Dallas — If you know nothing about The Rocky Horror Show, there’s not much this review can do to prepare you for the gleeful subversion immersion that is director Joel Ferrell’s masterful staging of the comic, iconic sci-fi glam rock show at Dallas Theater Center. If, on the other hand, you are an aficionado, there’s not much more this review can do than to remind you about props, which are available for sale in the lobby (you cannot bring your own).
Bridging the gap between these two disparate groups—the devoted (easily identified by their extravagant attire) and those who’ve never seen the show (called “virgins” by the aforementioned fans)—is job one when you bring a midnight movie phenomenon to a mainstream regional theater. Director Ferrell’s secret weapon is designer Bob Lavallee’s be-screened sci-fi set.
Richard O’Brien and Richard Hartley created the campy musical The Rocky Horror Show about a “sweet transvestite” that turned into a campy movie called The Rocky Horror Picture Show, which then developed a cult following with ritual attendance that included audience participation. Musical mad-scientist Ferrell makes facile use of Lavallee’s laboratory set, especially the screens by way of a hand-held camera on stage, blending the genders and genres of theater and movie for boisterous fan and timid virgin, alike. By the end of Act I, it’s a pretty smooth blend. Homogeneous, even.

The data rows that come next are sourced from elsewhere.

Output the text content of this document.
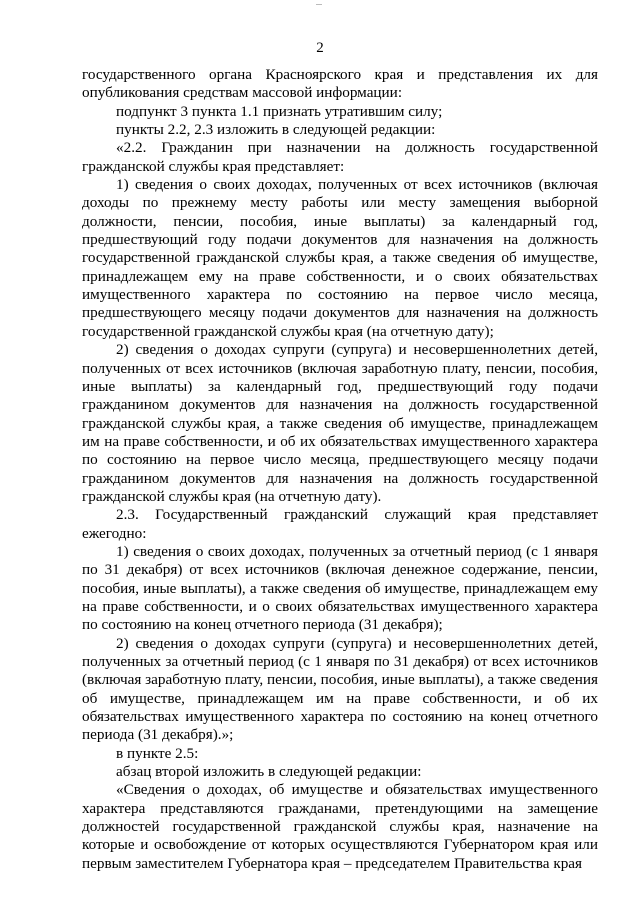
2

государственного органа Красноярского края и представления их для опубликования средствам массовой информации:

подпункт 3 пункта 1.1 признать утратившим силу;

пункты 2.2, 2.3 изложить в следующей редакции:

«2.2. Гражданин при назначении на должность государственной гражданской службы края представляет:

1) сведения о своих доходах, полученных от всех источников (включая доходы по прежнему месту работы или месту замещения выборной должности, пенсии, пособия, иные выплаты) за календарный год, предшествующий году подачи документов для назначения на должность государственной гражданской службы края, а также сведения об имуществе, принадлежащем ему на праве собственности, и о своих обязательствах имущественного характера по состоянию на первое число месяца, предшествующего месяцу подачи документов для назначения на должность государственной гражданской службы края (на отчетную дату);

2) сведения о доходах супруги (супруга) и несовершеннолетних детей, полученных от всех источников (включая заработную плату, пенсии, пособия, иные выплаты) за календарный год, предшествующий году подачи гражданином документов для назначения на должность государственной гражданской службы края, а также сведения об имуществе, принадлежащем им на праве собственности, и об их обязательствах имущественного характера по состоянию на первое число месяца, предшествующего месяцу подачи гражданином документов для назначения на должность государственной гражданской службы края (на отчетную дату).

2.3. Государственный гражданский служащий края представляет ежегодно:

1) сведения о своих доходах, полученных за отчетный период (с 1 января по 31 декабря) от всех источников (включая денежное содержание, пенсии, пособия, иные выплаты), а также сведения об имуществе, принадлежащем ему на праве собственности, и о своих обязательствах имущественного характера по состоянию на конец отчетного периода (31 декабря);

2) сведения о доходах супруги (супруга) и несовершеннолетних детей, полученных за отчетный период (с 1 января по 31 декабря) от всех источников (включая заработную плату, пенсии, пособия, иные выплаты), а также сведения об имуществе, принадлежащем им на праве собственности, и об их обязательствах имущественного характера по состоянию на конец отчетного периода (31 декабря).»;

в пункте 2.5:

абзац второй изложить в следующей редакции:

«Сведения о доходах, об имуществе и обязательствах имущественного характера представляются гражданами, претендующими на замещение должностей государственной гражданской службы края, назначение на которые и освобождение от которых осуществляются Губернатором края или первым заместителем Губернатора края – председателем Правительства края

The framing device provided by Julie Johnson as an Usherette who sings of her longing for the escape that movies provide is the first layer to be peeled away as we descend into this B-movie bacchanal. The second happens as Brad (a hilariously uptight Alex Organ) and Janet (the operatic voiced Morgan Mabry Mason), the ubiquitous straight-laced young couple, seek refuge in a scary castle after their car has a flat tire on a dark and stormy night. After they lose their wet clothes the layers really start flying off.
Master of the castle and the corset (courtesy of costume designer Wade Laboissonniere), Dr. Frank-N-Furter (Dan Domenech), is in the middle of creating muscle man Rocky (Justin Labosco) when he becomes distracted by the nubile newcomers and makes it his mission to broaden their sexual experiences. His Pyrrhic victory succeeds in opening the eyes Brad and Janet (as well as legions of marginalized moviegoers) to alternatives of which they’d hardly dreamed.
At its heart, this is a rock concert and accordingly, at the center of the set in a recessed circle is some of the Austin band Foe Destroyer. The rest wander, aided by wireless instruments. Over the center circle is a platform accessed by twin spiral staircases. All of which can spin unexpectedly. Opposite is an even more exciting staircase leading to between the all important movie screens. The set and staging are immersive but the truly head twisting aspect is the handheld camera.
It’s not surprising how easily we accept the camera onstage considering our cellphone society. We are very adept at locating the point from which the camera is casting the images on the screen. What’s amazing is that in a thrust arrangement, Ferrell somehow enables the camera to get its shot while also moving the actors into meaningful stage pictures. Oh, as well as doing the choreography he created.
There are some reassuring touchstones amongst all this commotion: Chamblee Ferguson’s bankable comic timing as the faithful assistant, Riff Raff; Liz Mikel’s powerful voice as Eddie (and hilarious scooter-driving Dr. Scott); and a calming yet comic narrator played by J. Brent Alford, who gets the biggest laughs of the evening. But, in true sci-fi tradition, resistance is futile. By the end, everyone is doing “The Time Warp.”
Essential to making it safe for the hesitant is Dan Domenech’s bad-assed ambassador to being bad, Dr. Frank-N-Furter. Despite the fear in the eyes of his drag queen devotee, Columbia (Walter Lee), and the cocaine-snorting and chainsaw-wielding, this towering transvestite comes off as loveable. The secret is in his squealing growl and platform heels prowl. Put them together and he’s more kitten purr and prance than dangerous dominatrix. When he does have to discipline the guitarist for playing someone else’s tune, it’s done with playful panache. The whole characterization is a shrewd calculation that pays off when he’s called home. We feel for this homicidal maniac.
With any production like this kinks are to be expected. The audience participation of the shadow casts hits and misses. The voices of the singers get lost in the roar of the live band. The glow sticks in the prop bags are really small, but you can make it work.
Note: Audience memembers are not allowed to bring their own props, but prop bags are available for $10 in the lobby.